Para la cuantificación de la multa se tendrá en cuenta la capacidad económica del responsable, el grado de culpabilidad o la existencia de intencionalidad, el carácter continuado de la infracción, el número de consumidores afectados o el nivel de los daños y perjuicios que hayan sufrido. Asimismo, de forma adicional a la multa, existirán sanciones accesorias como el comiso de las mercancías, el cierre de los establecimientos por un plazo de hasta cinco años y la publicidad de las sanciones impuestas, de cara a incidir en su carácter disuasorio.
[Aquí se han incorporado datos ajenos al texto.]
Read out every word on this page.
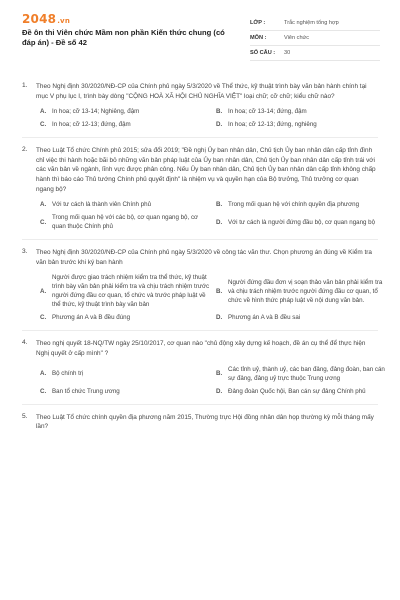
2048.vn
Đề ôn thi Viên chức Mầm non phần Kiến thức chung (có đáp án) - Đề số 42
LỚP :	Trắc nghiệm tổng hợp
MÔN :	Viên chức
SỐ CÂU :	30
1. Theo Nghị định 30/2020/NĐ-CP của Chính phủ ngày 5/3/2020 về Thể thức, kỹ thuật trình bày văn bản hành chính tại mục V phụ lục I, trình bày dòng "CỘNG HOÀ XÃ HỘI CHỦ NGHĨA VIỆT" loại chữ; cỡ chữ; kiểu chữ nào?
A. In hoa; cỡ 13-14; Nghiêng, đậm	B. In hoa; cỡ 13-14; đứng, đậm
C. In hoa; cỡ 12-13; đứng, đậm	D. In hoa; cỡ 12-13; đứng, nghiêng
2. Theo Luật Tổ chức Chính phủ 2015; sửa đổi 2019; "Đề nghị Ủy ban nhân dân, Chủ tịch Ủy ban nhân dân cấp tỉnh đình chỉ việc thi hành hoặc bãi bỏ những văn bản pháp luật của Ủy ban nhân dân, Chủ tịch Ủy ban nhân dân cấp tỉnh trái với các văn bản về ngành, lĩnh vực được phân công. Nếu Ủy ban nhân dân, Chủ tịch Ủy ban nhân dân cấp tỉnh không chấp hành thì báo cáo Thủ tướng Chính phủ quyết định" là nhiệm vụ và quyền hạn của Bộ trưởng, Thủ trưởng cơ quan ngang bộ?
A. Với tư cách là thành viên Chính phủ	B. Trong mối quan hệ với chính quyền địa phương
C.
Trong mối quan hệ với các bộ, cơ quan ngang bộ, cơ quan thuộc Chính phủ
D. Với tư cách là người đứng đầu bộ, cơ quan ngang bộ
3. Theo Nghị định 30/2020/NĐ-CP của Chính phủ ngày 5/3/2020 về công tác văn thư. Chọn phương án đúng về Kiểm tra văn bản trước khi ký ban hành
A.
Người được giao trách nhiệm kiểm tra thể thức, kỹ thuật trình bày văn bản phải kiểm tra và chịu trách nhiệm trước người đứng đầu cơ quan, tổ chức và trước pháp luật về thể thức, kỹ thuật trình bày văn bản
B.
Người đứng đầu đơn vị soạn thảo văn bản phải kiểm tra và chịu trách nhiệm trước người đứng đầu cơ quan, tổ chức về hình thức pháp luật về nội dung văn bản.
C. Phương án A và B đều đúng	D. Phương án A và B đều sai
4. Theo nghị quyết 18-NQ/TW ngày 25/10/2017, cơ quan nào "chủ động xây dựng kế hoạch, đề án cụ thể để thực hiện Nghị quyết ở cấp mình" ?
A. Bộ chính trị	B.
Các tỉnh uỷ, thành uỷ, các ban đảng, đảng đoàn, ban cán sự đảng, đảng uỷ trực thuộc Trung ương
C. Ban tổ chức Trung ương	D. Đảng đoàn Quốc hội, Ban cán sự đảng Chính phủ
5. Theo Luật Tổ chức chính quyền địa phương năm 2015, Thường trực Hội đồng nhân dân họp thường kỳ mỗi tháng mấy lần?
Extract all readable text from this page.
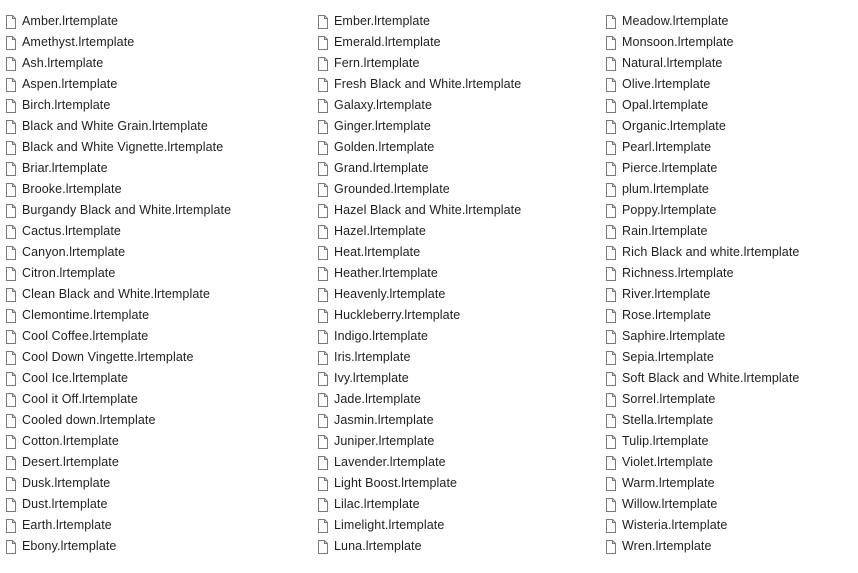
Amber.lrtemplate
Amethyst.lrtemplate
Ash.lrtemplate
Aspen.lrtemplate
Birch.lrtemplate
Black and White Grain.lrtemplate
Black and White Vignette.lrtemplate
Briar.lrtemplate
Brooke.lrtemplate
Burgandy Black and White.lrtemplate
Cactus.lrtemplate
Canyon.lrtemplate
Citron.lrtemplate
Clean Black and White.lrtemplate
Clemontime.lrtemplate
Cool Coffee.lrtemplate
Cool Down Vingette.lrtemplate
Cool Ice.lrtemplate
Cool it Off.lrtemplate
Cooled down.lrtemplate
Cotton.lrtemplate
Desert.lrtemplate
Dusk.lrtemplate
Dust.lrtemplate
Earth.lrtemplate
Ebony.lrtemplate
Ember.lrtemplate
Emerald.lrtemplate
Fern.lrtemplate
Fresh Black and White.lrtemplate
Galaxy.lrtemplate
Ginger.lrtemplate
Golden.lrtemplate
Grand.lrtemplate
Grounded.lrtemplate
Hazel Black and White.lrtemplate
Hazel.lrtemplate
Heat.lrtemplate
Heather.lrtemplate
Heavenly.lrtemplate
Huckleberry.lrtemplate
Indigo.lrtemplate
Iris.lrtemplate
Ivy.lrtemplate
Jade.lrtemplate
Jasmin.lrtemplate
Juniper.lrtemplate
Lavender.lrtemplate
Light Boost.lrtemplate
Lilac.lrtemplate
Limelight.lrtemplate
Luna.lrtemplate
Meadow.lrtemplate
Monsoon.lrtemplate
Natural.lrtemplate
Olive.lrtemplate
Opal.lrtemplate
Organic.lrtemplate
Pearl.lrtemplate
Pierce.lrtemplate
plum.lrtemplate
Poppy.lrtemplate
Rain.lrtemplate
Rich Black and white.lrtemplate
Richness.lrtemplate
River.lrtemplate
Rose.lrtemplate
Saphire.lrtemplate
Sepia.lrtemplate
Soft Black and White.lrtemplate
Sorrel.lrtemplate
Stella.lrtemplate
Tulip.lrtemplate
Violet.lrtemplate
Warm.lrtemplate
Willow.lrtemplate
Wisteria.lrtemplate
Wren.lrtemplate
Entre otras cuestiones, serán sancionables por el Estado los incumplimientos o trasgresiones de los requisitos para evitar contaminaciones o conductas nocivas que puedan resultar gravemente perjudiciales para la salud pública, así como a alteración y adulteración de la composición y calidad de los bienes y servicios.

Asimismo, estarán sujetas al nuevo régimen sancionador la introducción o mantenimiento de cláusulas abusivas en los contratos, la obstaculización del derecho a poner fin a un contrato o causar baja en un servicio, los incumplimientos en el etiquetado o la facturación de productos y servicios no contratados.